Liberated would not be the right word. It's been a deeply personal, emotional and invested journey. This (Olive) is really my coming away, my growing up and my formative years, and to leave is very, very difficult. I slept at that restaurant (Olive Beach, Bengaluru) hundreds of times. It's the only home I have known. I've changed apartments but I have not moved from this place. There's a sense of loss as well as a sense of elation, which comes from the fact that I can now start focusing on a lot of other things that I've always wanted to. But the nature of restaurant work is such that it becomes difficult to multitask, especially if you're a very driven, passionate hands-on person. I'm hopeful of finally being able to carve a little time for myself. I like music, art and I read voraciously. Plus, I have varied interests in food itself, be it academic or intellectual pursuits, blending food and art in some form, or encouraging talent outside of the culinary headspace.

What are you reading now?

I just finished Avi Loeb’s Extraterrestrial. Right now, I’m going through the Hilary Mantel Wolf Hall series and loving it. I just picked up a couple of books on pure science, mostly about fermentation and a lot to do with chemical reactions on food. Then there's Vir Sanghvi’s book, Rude Life. Usually, I do about three to four books simultaneously.

You introduced concepts like gastro-pubs and made baos trend. Now, we see them everywhere. Do you think food is commodified these days?

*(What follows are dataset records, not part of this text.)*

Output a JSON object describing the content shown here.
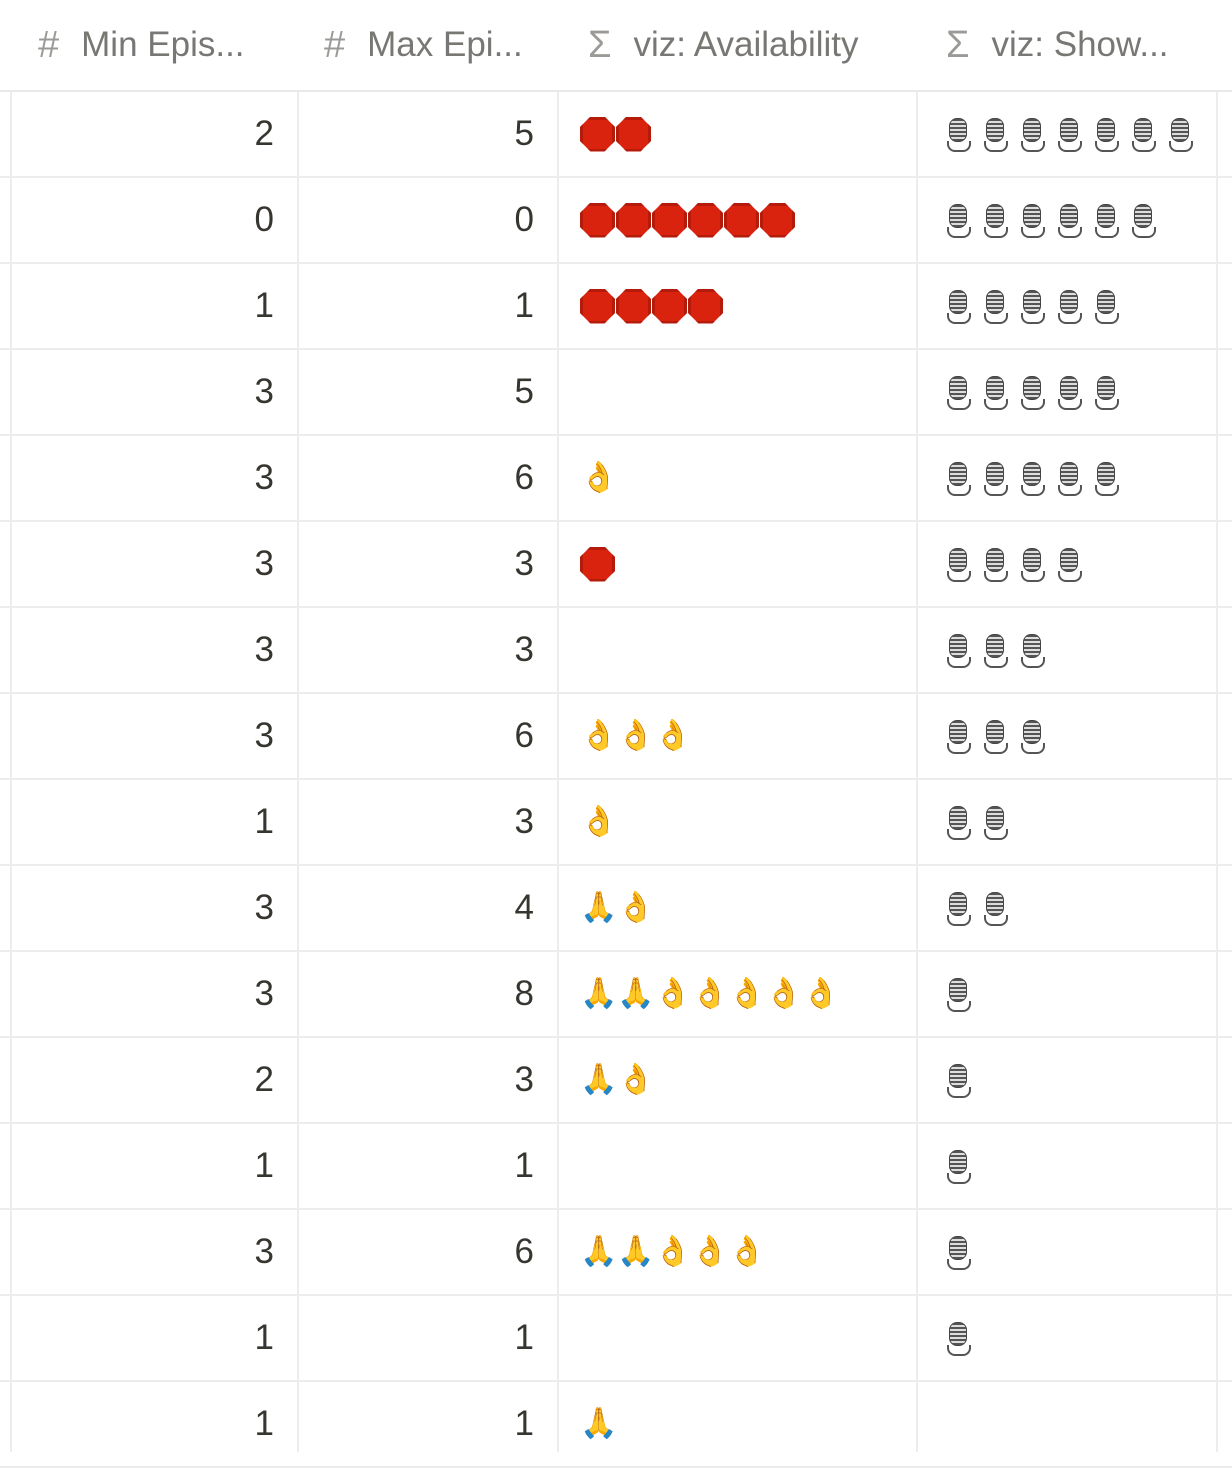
{
  "columns": [
    {
      "icon": "#",
      "label": "Min Epis..."
    },
    {
      "icon": "#",
      "label": "Max Epi..."
    },
    {
      "icon": "Σ",
      "label": "viz: Availability"
    },
    {
      "icon": "Σ",
      "label": "viz: Show..."
    }
  ],
  "rows": [
    {
      "min": "2",
      "max": "5",
      "availability": [
        "stop",
        "stop"
      ],
      "shows": 7
    },
    {
      "min": "0",
      "max": "0",
      "availability": [
        "stop",
        "stop",
        "stop",
        "stop",
        "stop",
        "stop"
      ],
      "shows": 6
    },
    {
      "min": "1",
      "max": "1",
      "availability": [
        "stop",
        "stop",
        "stop",
        "stop"
      ],
      "shows": 5
    },
    {
      "min": "3",
      "max": "5",
      "availability": [],
      "shows": 5
    },
    {
      "min": "3",
      "max": "6",
      "availability": [
        "ok"
      ],
      "shows": 5
    },
    {
      "min": "3",
      "max": "3",
      "availability": [
        "stop"
      ],
      "shows": 4
    },
    {
      "min": "3",
      "max": "3",
      "availability": [],
      "shows": 3
    },
    {
      "min": "3",
      "max": "6",
      "availability": [
        "ok",
        "ok",
        "ok"
      ],
      "shows": 3
    },
    {
      "min": "1",
      "max": "3",
      "availability": [
        "ok"
      ],
      "shows": 2
    },
    {
      "min": "3",
      "max": "4",
      "availability": [
        "pray",
        "ok"
      ],
      "shows": 2
    },
    {
      "min": "3",
      "max": "8",
      "availability": [
        "pray",
        "pray",
        "ok",
        "ok",
        "ok",
        "ok",
        "ok"
      ],
      "shows": 1
    },
    {
      "min": "2",
      "max": "3",
      "availability": [
        "pray",
        "ok"
      ],
      "shows": 1
    },
    {
      "min": "1",
      "max": "1",
      "availability": [],
      "shows": 1
    },
    {
      "min": "3",
      "max": "6",
      "availability": [
        "pray",
        "pray",
        "ok",
        "ok",
        "ok"
      ],
      "shows": 1
    },
    {
      "min": "1",
      "max": "1",
      "availability": [],
      "shows": 1
    },
    {
      "min": "1",
      "max": "1",
      "availability": [
        "pray"
      ],
      "shows": 0
    }
  ],
  "icons": {
    "stop": "stop-sign-icon",
    "ok": "ok-hand-icon",
    "pray": "folded-hands-icon",
    "mic": "studio-microphone-icon"
  },
  "colors": {
    "stop": "#d9230f",
    "gold": "#f5b82a",
    "border": "#ededec",
    "header_text": "#787774"
  }
}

Of course it is! Sometimes when there's not much happening, there’s a tendency of having mediocrity seep in. I'm not saying this from a point of privilege, and it’s not a disparaging statement. In any culture, especially food, there needs to be a measured attitude in the way that you start proliferating it. When there are entrepreneurs stepping into the field who have no expertise, and they rely on similar people, there's an ecosystem that starts developing wherein these new places take the second-rung or third-rung employee from an established restaurant, and get them to replicate a dish. It then behaves like Chinese whispers. The food item, seemingly looks the same with the same name, but it gets diluted into something which it isn’t, and soon it’s completely appropriated. The nice char siu bao, by the third year and the fourth-rung chef running that place, becomes butter chicken bao with masala coating and cooked in the tandoor.

Recently, you did a nostalgia-infused delivery menu. Is this an indication of where you see your food going?

Oh, absolutely not! In the early days of the first lockdown, when every restaurant experienced an existential crisis, I made a playbook for the company. It enumerated some ways to generate revenue. I wrote categorically, given that we have a very gourmet bent in the company, that when people are at home with no domestic help, and they're having to work twice as hard, they will gravitate towards only one thing—comfort food. That is what really keeps you fuelled day in and day out. We saw restaurants launching meal-prep boxes to assemble a gourmet experience. I said there wouldn’t be too many customers for this, because they’d order once and then nothing for the following six months. I think my nostalgia menu was a manifestation of that rationale.

What are your future plans?

I have a head full of ideas, which transcend restaurants. It could be food writing, which is not done by me, specifically, but putting together a team who can create something interesting in that space. It could be products related to retail which require R&D and culinary intervention. It could be the spirit and brewing business, which is also quite exciting. I inherently understand consumers, after spending many years interacting with them and changing their consumption patterns, which led me to understand how the market behaves and that is valuable knowledge.